Additionally, Lisa Williams, whose H20Town is widely recognized as one of the earliest placeblogs, launched first quarter of 2005. She went on to be a co-founder of Placeblogger.com.
What that means is everyone who was placeblogging then was doing it independent of one another. We didn’t even know we were ‘placeblogging’. Those discussions came in mid to late 2006 as Citizen Journalism became a hot topic and academics, as well as media professionals, began looking at what was happening.
Having created, crafted, strategized, and grown my site (those views are annual in the chart) from 17,500 in 2006 to 109,378 in 2008, I’d think I’d land in the experienced/expert range for this space.
Web 2.0/Social Media
In its simplest terms, Web 2.0 is about collaboration and interaction. Wider adoption by users began in 2004, but as noted above, blogs, along with wikis arrived for the public right before and into the early 2000 period.
My entrance to social media came from wiki’s, bookmark sharing, and blogs. In early 2004, at a friend’s prompting, I started looking at Wikipedia. The ‘fairness’ of the content got me to believe that you could trust users.
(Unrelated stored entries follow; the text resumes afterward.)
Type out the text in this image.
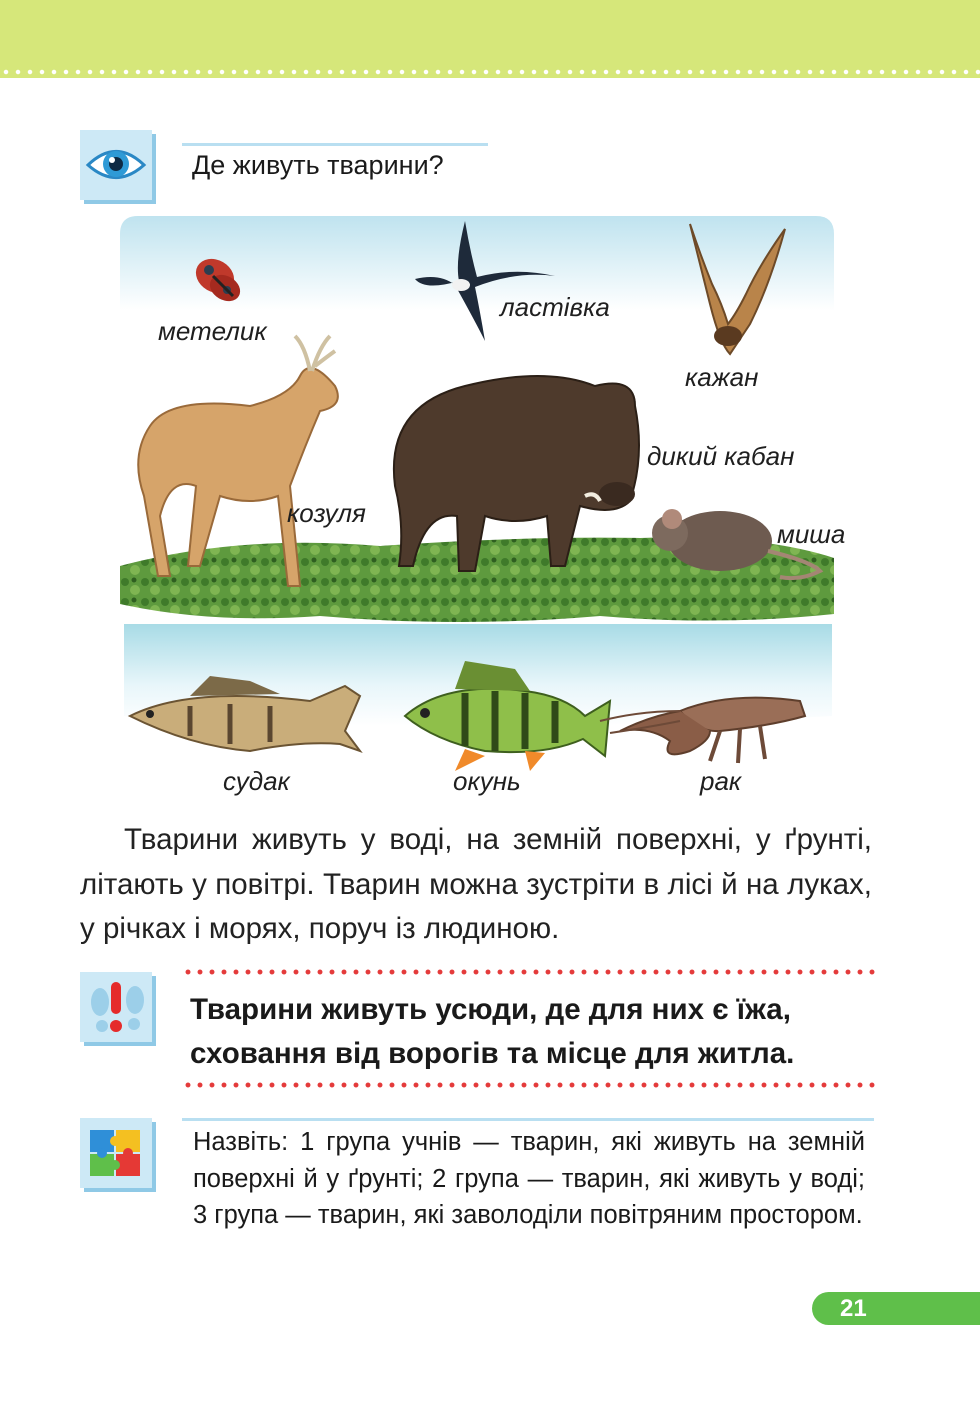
Де живуть тварини?
метелик
ластівка
кажан
дикий кабан
козуля
миша
судак	окунь	рак
Тварини живуть у воді, на земній поверхні, у ґрунті, літають у повітрі. Тварин можна зустріти в лісі й на луках, у річках і морях, поруч із людиною.
Тварини живуть усюди, де для них є їжа,
сховання від ворогів та місце для житла.
Назвіть: 1 група учнів — тварин, які живуть на земній поверхні й у ґрунті; 2 група — тварин, які живуть у воді; 3 група — тварин, які заволоділи повітряним простором.
21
Now it was a small community at the time, so scaling to a broader audience would be the test, and today I remain impressed by the people who continue to add content and monitor pages.
After exploring in 2004, I jumped right into the mix in 2005. I started blogging daily, a personal ‘vanity’ blog, but I did it to understand how the blogosphere worked. I started using xWiki, which was then a free service and has since switched to a pay-only service, and I began using Del.icio.us and joined the listserve.
The listserve was amazing, because it gave you an insider look as the product was beging developed and fine-tuned. I also got to share in the congrats to founder Joshua Schacter when Yahoo! bought it from him.
I joined and used LinkedIn as my networking platform. I tried several others such as Ryze, but felt this one was the best for the industry sector I was in. I recently joined Facebook and Twitter.
I wanted to see if there was an application for my association via Twitter, so I created an account for my placeblog to experiment. I joined Facebook, because I knew I had to understand it, and so many of my friends and family encouraged me to do so. Turns out there were more than a few out there, and it has been fun catching up with them, but more importantly I’ve quickly come to understand the generational use differences, which is critical for business application.
Google Product Adoption
If you are online, you must understand and explore what Google offers and what they are working on. The products are both collaborative and in support of the platforms you collaborate with. I probably missed many of the ones I use, but here is the final timeline:
Interesting to me that all of these things are essentially less than ten years old, and to most users, less than five. Looking at it in this perspective helps explain why, when I initially tried launching my placeblog people just didn’t get it. Aggregate news? Share? Comment? Blank stares all around. Now it is all we do. Can’t wait for Web 3.0.